A sorpresa alcuni lavoratori saranno costretti a sottoporsi al vaccino, in caso contrario può arrivare il licenziamento, a stabilirlo è una nuova sentenza.
Avere un lavoro comporta certamente alcuni diritti, come stabilito dallo specifico contratto di categoria, ma anche alcuni obblighi a cui è necessario sottostare se non si vuole andare incontro a conseguenze poco piacevoli. Questo può riguardare gli orari da rispettare, oltre alla modalità da seguire per richiedere ferie e permessi, a cui si aggiunge un altro importante obbligo a cui non sarà più possibile sottrarsi, anche se molti potrebbero non essere a conoscenza, ma che è destinato a fare discutere.
È infatti necessario sottoporsi a un vaccino, secondo quanto stabilito da una recente sentenza che non può essere trasgredita. Questo si riferisce a una delle misure che in passato aveva fatto maggiormente discutere quando erano state introdotte alcune restrizioni per fermare la pandemia, ovvero il possesso del Green Pass e l’obbligo vaccinale per gli over 50, che poteva portare alla sospensione dal lavoro e al blocco della retribuzione prevista sulla base dell’accordo stabilito in fase di assunzione.
Obbligo di vaccino per i lavoratori: ecco quando è previsto e quando scatta il licenziamento
La decisione relativa all’obbligo di vaccino per alcune categorie di lavoratori nasce da una recente sentenza della Corte Costituzionale, che ha esaminato un caso specifico, ma con un valore generale, per questo saranno in diversi a dover sottostare alla regola.

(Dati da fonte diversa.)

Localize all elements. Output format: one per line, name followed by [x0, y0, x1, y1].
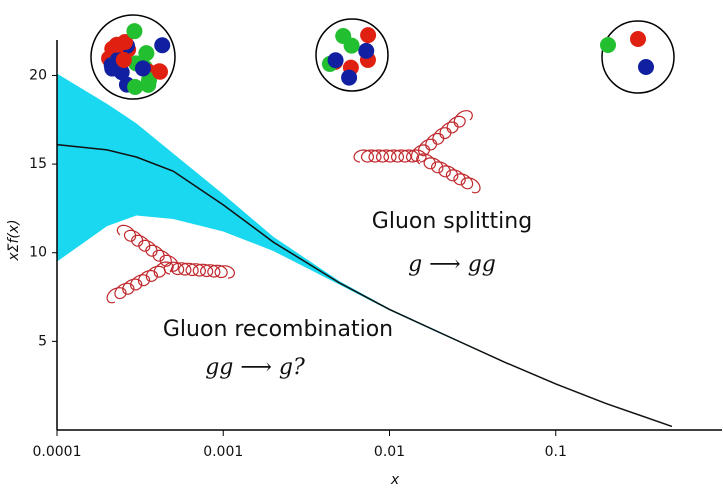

I giudici hanno messo in evidenza come sia importante garantire un equilibrio tra diritti individuali e interesse collettivo alla tutela della salute pubblica se ci si trova in una situazione di emergenza straordinaria a livello sanitario.
Nello specifico la Consulta ha esaminato il caso di due lavoratrici siciliane assunte con contratto a tempo indeterminato per la Regione Sicilia, interdette dall’incarico perché nell’autunno del 2021 avevano oltre 50 anni, ma non avevano alcun vaccino, cosa che non permetteva loro di ottenere nemmeno il Green Pass rafforzato. Entrambe non avevano quindi potuto prestare servizio né avevano ottenuto lo stipendio, per poi essere reintegrate solo nel maggio 2022 dopo l’eliminazione delle misure restrittive.

Si può subire il licenziamento senza vaccino – Officinamagazine.it
Il giudice del lavoro si era espresso sulla questione, sottolineando come questo modo di agire violasse il diritto al lavoro, alla salute, alla retribuzione e alla dignità personale, cosa però respinta dalla Consulta, che ha ritenuto le norme pienamente compatibili con la Costituzione. La sentenza ha così stabilito un principio cardine a cui tutti devono fare riferimento: prevedere l’obbligo di vaccino per gli over 50 non aveva alcun intento discriminatorio, ma anzi si poneva un duplice obiettivo, che ritiene di avere raggiunto, proteggere i soggetti più fragili e prevenire il sovraccarico del sistema ospedaliero.
All’epoca la regola non prevedeva una distinzione sulla base del tipo di lavoro svolto, ma solo perché la protezione era prevista sulla base dell’età, che poteva aumentare le possibilità di ammalarsi. C’è un altro aspetto che merita di essere preso in considerazione, non si può pretendere di esercitare il diritto al lavoro se ci si trova in una situazione di grave emergenza come quella avuta durante la pandemia.
Il lavoratore che sceglie di non vaccinarsi non rispetta quindi un obbligo di legge importante, per questo non ha alcun diritto di ricevere l’assegno alimentare. Al primo posto deve essere messa la salute pubblica, solo dopo vengono le richieste dei lavoratori e il diritto a svolgere le mansioni contrattuali e a percepire lo stipendio.